Something is causing damage to my wood trim recently replaced on my home. Edges of the cedar wood are being chipped off. We do have a lot of birds that hang around our roof, but just small songbird sparrows that i doubt could do this damage. I did find a nest in the attic vent wedged against the screen that is keeping things out of the attic, which could explain the vent damage, but again I've only seen small birds. And it isn't making holes like you'd expect from a woodpecker type. Any ideas what could be causing this and how to stop it? I'm in Ohio if that helps understand types of wildlife...


----------



## ryansdiydad (Aug 16, 2015)

Squirrels.. not always clear why they do it but they do chew wood/wood trim/wood siding... may be trying to find a way in the house to build a nest... that spot near the vent and the nesting material you found could be evidence of that..

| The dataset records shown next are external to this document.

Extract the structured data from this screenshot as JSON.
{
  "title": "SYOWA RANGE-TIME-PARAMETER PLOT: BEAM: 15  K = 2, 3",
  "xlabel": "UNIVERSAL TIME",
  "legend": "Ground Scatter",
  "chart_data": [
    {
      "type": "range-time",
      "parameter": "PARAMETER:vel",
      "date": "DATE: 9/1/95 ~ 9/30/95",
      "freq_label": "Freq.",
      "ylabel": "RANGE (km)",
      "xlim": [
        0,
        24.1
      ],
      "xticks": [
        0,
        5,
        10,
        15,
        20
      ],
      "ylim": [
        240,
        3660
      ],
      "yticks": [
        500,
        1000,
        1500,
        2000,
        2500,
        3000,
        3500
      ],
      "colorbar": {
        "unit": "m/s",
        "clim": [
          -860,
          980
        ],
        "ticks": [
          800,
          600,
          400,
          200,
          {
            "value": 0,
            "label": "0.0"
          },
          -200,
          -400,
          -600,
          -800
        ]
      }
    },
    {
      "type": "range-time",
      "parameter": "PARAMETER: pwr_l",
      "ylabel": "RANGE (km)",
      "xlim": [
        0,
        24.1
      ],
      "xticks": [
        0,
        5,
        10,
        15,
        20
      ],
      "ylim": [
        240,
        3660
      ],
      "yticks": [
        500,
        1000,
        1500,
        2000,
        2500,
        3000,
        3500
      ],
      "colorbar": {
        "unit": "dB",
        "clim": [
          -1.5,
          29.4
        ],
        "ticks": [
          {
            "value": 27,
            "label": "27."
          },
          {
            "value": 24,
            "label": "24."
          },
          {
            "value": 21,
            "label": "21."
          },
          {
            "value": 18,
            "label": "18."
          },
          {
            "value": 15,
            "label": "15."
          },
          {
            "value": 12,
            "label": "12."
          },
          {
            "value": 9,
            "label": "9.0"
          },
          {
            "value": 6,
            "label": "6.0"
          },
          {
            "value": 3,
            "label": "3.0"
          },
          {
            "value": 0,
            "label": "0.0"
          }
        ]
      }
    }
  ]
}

Stopping them.. man.. nothing stops a squirrel but poison or a pellet gun.. I have never found any spray or whatever that has ever stopped a squirrel from doing what it wants..


----------



## Windows on Wash (Aug 30, 2011)

+1

That is the work of "Tree Rats with Tails". 

Best bet is to get the trim wrapped as well as the gable vent.


----------



## Yodaman (Mar 9, 2015)

+2 on the squirrels, any tress overhanging the house making things easy for them?
If there was an old squirrel nest in there, new squirrels will smell that and want back in.
You might but a motion detected camera on the spot and get a definitive answer.


----------



## chrisn (Dec 23, 2007)

+3 on the stinkin tree rats, I have seen this a lot
death is the only answer


----------



## ChuckF. (Aug 25, 2013)

Figure out how they might be getting onto your house, like from too-close trees, trellises, etc, and eliminate that path.

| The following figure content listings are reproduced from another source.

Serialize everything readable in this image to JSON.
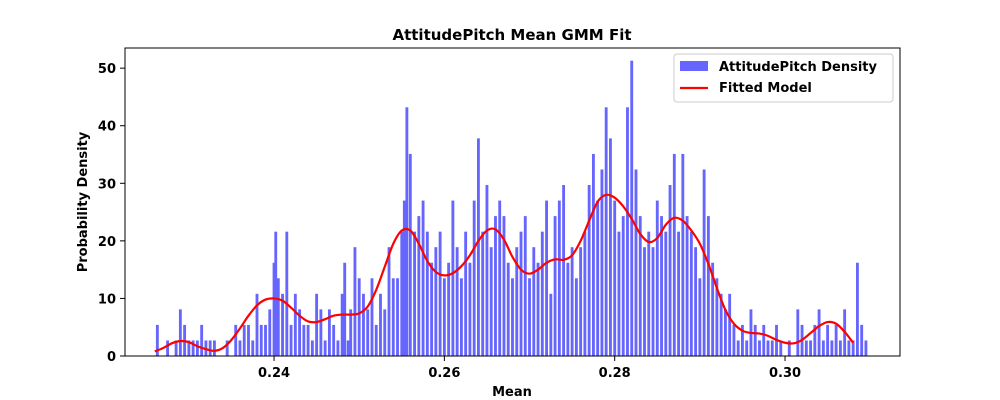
{
  "chart_data": {
    "type": "bar",
    "title": "AttitudePitch Mean GMM Fit",
    "xlabel": "Mean",
    "ylabel": "Probability Density",
    "xlim": [
      0.2225,
      0.3135
    ],
    "ylim": [
      0,
      53.5
    ],
    "xticks": [
      0.24,
      0.26,
      0.28,
      0.3
    ],
    "xtick_labels": [
      "0.24",
      "0.26",
      "0.28",
      "0.30"
    ],
    "yticks": [
      0,
      10,
      20,
      30,
      40,
      50
    ],
    "ytick_labels": [
      "0",
      "10",
      "20",
      "30",
      "40",
      "50"
    ],
    "grid": false,
    "legend_position": "top-right",
    "colors": {
      "histogram": "#6666ff",
      "fit": "#ff0000"
    },
    "histogram": {
      "name": "AttitudePitch Density",
      "bin_width": 0.000336,
      "bins": [
        [
          0.2263,
          5.4
        ],
        [
          0.227,
          0.0
        ],
        [
          0.2275,
          2.7
        ],
        [
          0.2285,
          2.7
        ],
        [
          0.229,
          8.1
        ],
        [
          0.2295,
          5.4
        ],
        [
          0.23,
          2.7
        ],
        [
          0.2305,
          2.7
        ],
        [
          0.231,
          2.7
        ],
        [
          0.2315,
          5.4
        ],
        [
          0.232,
          2.7
        ],
        [
          0.2325,
          2.7
        ],
        [
          0.233,
          2.7
        ],
        [
          0.2345,
          2.7
        ],
        [
          0.2355,
          5.4
        ],
        [
          0.236,
          2.7
        ],
        [
          0.2365,
          5.4
        ],
        [
          0.237,
          5.4
        ],
        [
          0.2375,
          2.7
        ],
        [
          0.238,
          10.8
        ],
        [
          0.2385,
          5.4
        ],
        [
          0.239,
          5.4
        ],
        [
          0.2395,
          8.1
        ],
        [
          0.24,
          16.2
        ],
        [
          0.2402,
          21.6
        ],
        [
          0.2405,
          13.5
        ],
        [
          0.241,
          10.8
        ],
        [
          0.2415,
          21.6
        ],
        [
          0.242,
          5.4
        ],
        [
          0.2425,
          10.8
        ],
        [
          0.243,
          8.1
        ],
        [
          0.2435,
          5.4
        ],
        [
          0.244,
          5.4
        ],
        [
          0.2445,
          2.7
        ],
        [
          0.245,
          10.8
        ],
        [
          0.2455,
          8.1
        ],
        [
          0.246,
          2.7
        ],
        [
          0.2465,
          8.1
        ],
        [
          0.247,
          5.4
        ],
        [
          0.2475,
          2.7
        ],
        [
          0.248,
          10.8
        ],
        [
          0.2483,
          16.2
        ],
        [
          0.2487,
          2.7
        ],
        [
          0.249,
          8.1
        ],
        [
          0.2495,
          18.9
        ],
        [
          0.25,
          13.5
        ],
        [
          0.2505,
          10.8
        ],
        [
          0.251,
          8.1
        ],
        [
          0.2515,
          13.5
        ],
        [
          0.252,
          5.4
        ],
        [
          0.2525,
          10.8
        ],
        [
          0.253,
          8.1
        ],
        [
          0.2535,
          18.9
        ],
        [
          0.254,
          13.5
        ],
        [
          0.2545,
          13.5
        ],
        [
          0.255,
          21.6
        ],
        [
          0.2553,
          27.0
        ],
        [
          0.2556,
          43.2
        ],
        [
          0.256,
          35.1
        ],
        [
          0.2565,
          21.6
        ],
        [
          0.257,
          24.3
        ],
        [
          0.2575,
          27.0
        ],
        [
          0.258,
          21.6
        ],
        [
          0.2585,
          16.2
        ],
        [
          0.259,
          18.9
        ],
        [
          0.2595,
          21.6
        ],
        [
          0.26,
          13.5
        ],
        [
          0.2605,
          16.2
        ],
        [
          0.261,
          27.0
        ],
        [
          0.2615,
          18.9
        ],
        [
          0.262,
          13.5
        ],
        [
          0.2625,
          21.6
        ],
        [
          0.263,
          16.2
        ],
        [
          0.2635,
          27.0
        ],
        [
          0.264,
          37.8
        ],
        [
          0.2645,
          21.6
        ],
        [
          0.265,
          29.7
        ],
        [
          0.2655,
          18.9
        ],
        [
          0.266,
          24.3
        ],
        [
          0.2665,
          27.0
        ],
        [
          0.267,
          24.3
        ],
        [
          0.2675,
          16.2
        ],
        [
          0.268,
          13.5
        ],
        [
          0.2685,
          18.9
        ],
        [
          0.269,
          21.6
        ],
        [
          0.2695,
          24.3
        ],
        [
          0.27,
          13.5
        ],
        [
          0.2705,
          18.9
        ],
        [
          0.271,
          16.2
        ],
        [
          0.2715,
          21.6
        ],
        [
          0.272,
          27.0
        ],
        [
          0.2725,
          10.8
        ],
        [
          0.273,
          24.3
        ],
        [
          0.2735,
          27.0
        ],
        [
          0.274,
          29.7
        ],
        [
          0.2745,
          16.2
        ],
        [
          0.275,
          18.9
        ],
        [
          0.2755,
          13.5
        ],
        [
          0.276,
          18.9
        ],
        [
          0.2765,
          21.6
        ],
        [
          0.277,
          29.7
        ],
        [
          0.2775,
          35.1
        ],
        [
          0.278,
          27.0
        ],
        [
          0.2785,
          32.4
        ],
        [
          0.279,
          43.2
        ],
        [
          0.2795,
          37.8
        ],
        [
          0.28,
          27.0
        ],
        [
          0.2805,
          21.6
        ],
        [
          0.281,
          24.3
        ],
        [
          0.2815,
          43.2
        ],
        [
          0.282,
          51.3
        ],
        [
          0.2825,
          32.4
        ],
        [
          0.283,
          24.3
        ],
        [
          0.2835,
          18.9
        ],
        [
          0.284,
          21.6
        ],
        [
          0.2845,
          18.9
        ],
        [
          0.285,
          27.0
        ],
        [
          0.2855,
          24.3
        ],
        [
          0.286,
          21.6
        ],
        [
          0.2865,
          29.7
        ],
        [
          0.287,
          35.1
        ],
        [
          0.2875,
          21.6
        ],
        [
          0.288,
          35.1
        ],
        [
          0.2885,
          24.3
        ],
        [
          0.289,
          21.6
        ],
        [
          0.2895,
          18.9
        ],
        [
          0.29,
          13.5
        ],
        [
          0.2905,
          32.4
        ],
        [
          0.291,
          24.3
        ],
        [
          0.2915,
          16.2
        ],
        [
          0.292,
          13.5
        ],
        [
          0.2925,
          10.8
        ],
        [
          0.293,
          8.1
        ],
        [
          0.2935,
          10.8
        ],
        [
          0.294,
          5.4
        ],
        [
          0.2945,
          2.7
        ],
        [
          0.295,
          5.4
        ],
        [
          0.2955,
          2.7
        ],
        [
          0.296,
          8.1
        ],
        [
          0.2965,
          5.4
        ],
        [
          0.297,
          2.7
        ],
        [
          0.2975,
          5.4
        ],
        [
          0.298,
          2.7
        ],
        [
          0.2985,
          2.7
        ],
        [
          0.299,
          5.4
        ],
        [
          0.2995,
          2.7
        ],
        [
          0.3005,
          2.7
        ],
        [
          0.3015,
          8.1
        ],
        [
          0.302,
          5.4
        ],
        [
          0.3025,
          2.7
        ],
        [
          0.303,
          2.7
        ],
        [
          0.3035,
          5.4
        ],
        [
          0.304,
          8.1
        ],
        [
          0.3045,
          2.7
        ],
        [
          0.305,
          5.4
        ],
        [
          0.3055,
          2.7
        ],
        [
          0.306,
          5.4
        ],
        [
          0.3065,
          2.7
        ],
        [
          0.307,
          8.1
        ],
        [
          0.3075,
          2.7
        ],
        [
          0.308,
          2.7
        ],
        [
          0.3085,
          16.2
        ],
        [
          0.309,
          5.4
        ],
        [
          0.3095,
          2.7
        ]
      ]
    },
    "fit": {
      "name": "Fitted Model",
      "points": [
        [
          0.226,
          0.8
        ],
        [
          0.227,
          1.4
        ],
        [
          0.228,
          2.2
        ],
        [
          0.229,
          2.6
        ],
        [
          0.23,
          2.4
        ],
        [
          0.231,
          1.7
        ],
        [
          0.232,
          1.2
        ],
        [
          0.233,
          0.9
        ],
        [
          0.234,
          1.4
        ],
        [
          0.235,
          2.8
        ],
        [
          0.236,
          4.8
        ],
        [
          0.237,
          7.0
        ],
        [
          0.238,
          8.8
        ],
        [
          0.239,
          9.8
        ],
        [
          0.24,
          10.0
        ],
        [
          0.241,
          9.6
        ],
        [
          0.242,
          8.4
        ],
        [
          0.243,
          7.0
        ],
        [
          0.244,
          6.0
        ],
        [
          0.245,
          5.9
        ],
        [
          0.246,
          6.4
        ],
        [
          0.247,
          7.0
        ],
        [
          0.248,
          7.2
        ],
        [
          0.249,
          7.2
        ],
        [
          0.25,
          7.4
        ],
        [
          0.251,
          8.6
        ],
        [
          0.252,
          11.5
        ],
        [
          0.253,
          15.5
        ],
        [
          0.254,
          19.5
        ],
        [
          0.255,
          21.8
        ],
        [
          0.256,
          21.8
        ],
        [
          0.257,
          19.5
        ],
        [
          0.258,
          16.5
        ],
        [
          0.259,
          14.6
        ],
        [
          0.26,
          14.0
        ],
        [
          0.261,
          14.4
        ],
        [
          0.262,
          15.6
        ],
        [
          0.263,
          17.5
        ],
        [
          0.264,
          20.0
        ],
        [
          0.265,
          21.8
        ],
        [
          0.266,
          22.0
        ],
        [
          0.267,
          20.2
        ],
        [
          0.268,
          17.2
        ],
        [
          0.269,
          15.0
        ],
        [
          0.27,
          14.3
        ],
        [
          0.271,
          15.0
        ],
        [
          0.272,
          16.2
        ],
        [
          0.273,
          16.8
        ],
        [
          0.274,
          16.7
        ],
        [
          0.275,
          17.5
        ],
        [
          0.276,
          20.0
        ],
        [
          0.277,
          23.5
        ],
        [
          0.278,
          26.8
        ],
        [
          0.279,
          28.0
        ],
        [
          0.28,
          27.5
        ],
        [
          0.281,
          26.0
        ],
        [
          0.282,
          23.8
        ],
        [
          0.283,
          21.2
        ],
        [
          0.284,
          19.8
        ],
        [
          0.285,
          20.5
        ],
        [
          0.286,
          22.8
        ],
        [
          0.287,
          24.0
        ],
        [
          0.288,
          23.5
        ],
        [
          0.289,
          21.8
        ],
        [
          0.29,
          19.5
        ],
        [
          0.291,
          16.0
        ],
        [
          0.292,
          11.8
        ],
        [
          0.293,
          8.0
        ],
        [
          0.294,
          5.6
        ],
        [
          0.295,
          4.4
        ],
        [
          0.296,
          4.0
        ],
        [
          0.297,
          3.9
        ],
        [
          0.298,
          3.5
        ],
        [
          0.299,
          2.8
        ],
        [
          0.3,
          2.3
        ],
        [
          0.301,
          2.2
        ],
        [
          0.302,
          2.8
        ],
        [
          0.303,
          4.0
        ],
        [
          0.304,
          5.2
        ],
        [
          0.305,
          5.9
        ],
        [
          0.306,
          5.6
        ],
        [
          0.307,
          4.2
        ],
        [
          0.308,
          2.3
        ]
      ]
    }
  }
}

On the other hand, it could also be birds. There are birds much smaller than woodpeckers that can do this, they do it to my trim and siding sometimes. They look for rotten decaying wood in trees and peck at it to find insects. To a bird, your house is made of wood so it's just a funny-shaped tree.


----------



## dw287305 (Feb 25, 2017)

Thanks everyone for the feedback. I will look at trimming tree branches/bushes. And maybe some poison. Any poison recommended for squirrels?


----------



## Windows on Wash (Aug 30, 2011)

I would just cut back all the greenery. That will keep them off. Most aren't scaling vertical walls to get in like that. They just jump from trees most of the time. 

Trim back and then decide if you need to take additional measures.


----------



## Gary in WA (Mar 11, 2009)

----------------------------Welcome to the forums!------------------

I've watched them climb an 8' - 1x4 corner trim on the garage to get to the bird feeder with sunflower seeds. Then grab 1x with both feet/claws and stretch out horizontally to grab the feeder 16" away... the rake board marks are where they chew the paint off to get a better grip with their claws to bite, then bend down/back to grab vent louvers with front paws, and chew to get in. Just add some hardware cloth in front of it, painted to match. BTW, your vent is severely undersized, I hope you have more on roof top.

Gary


----------



## r0ckstarr (Jan 8, 2013)

dw287305 said:


> Thanks everyone for the feedback. I will look at trimming tree branches/bushes. And maybe some poison. Any poison recommended for squirrels?


I wouldn't recommend poison if you have pets, or are in a neighborhood that has pets. A pet could get ahold of the dead squirrel and also become poisoned. I don't know your states laws, but I would trap and release elsewhere, or kill the nuisance squirrel(s) without poison.


----------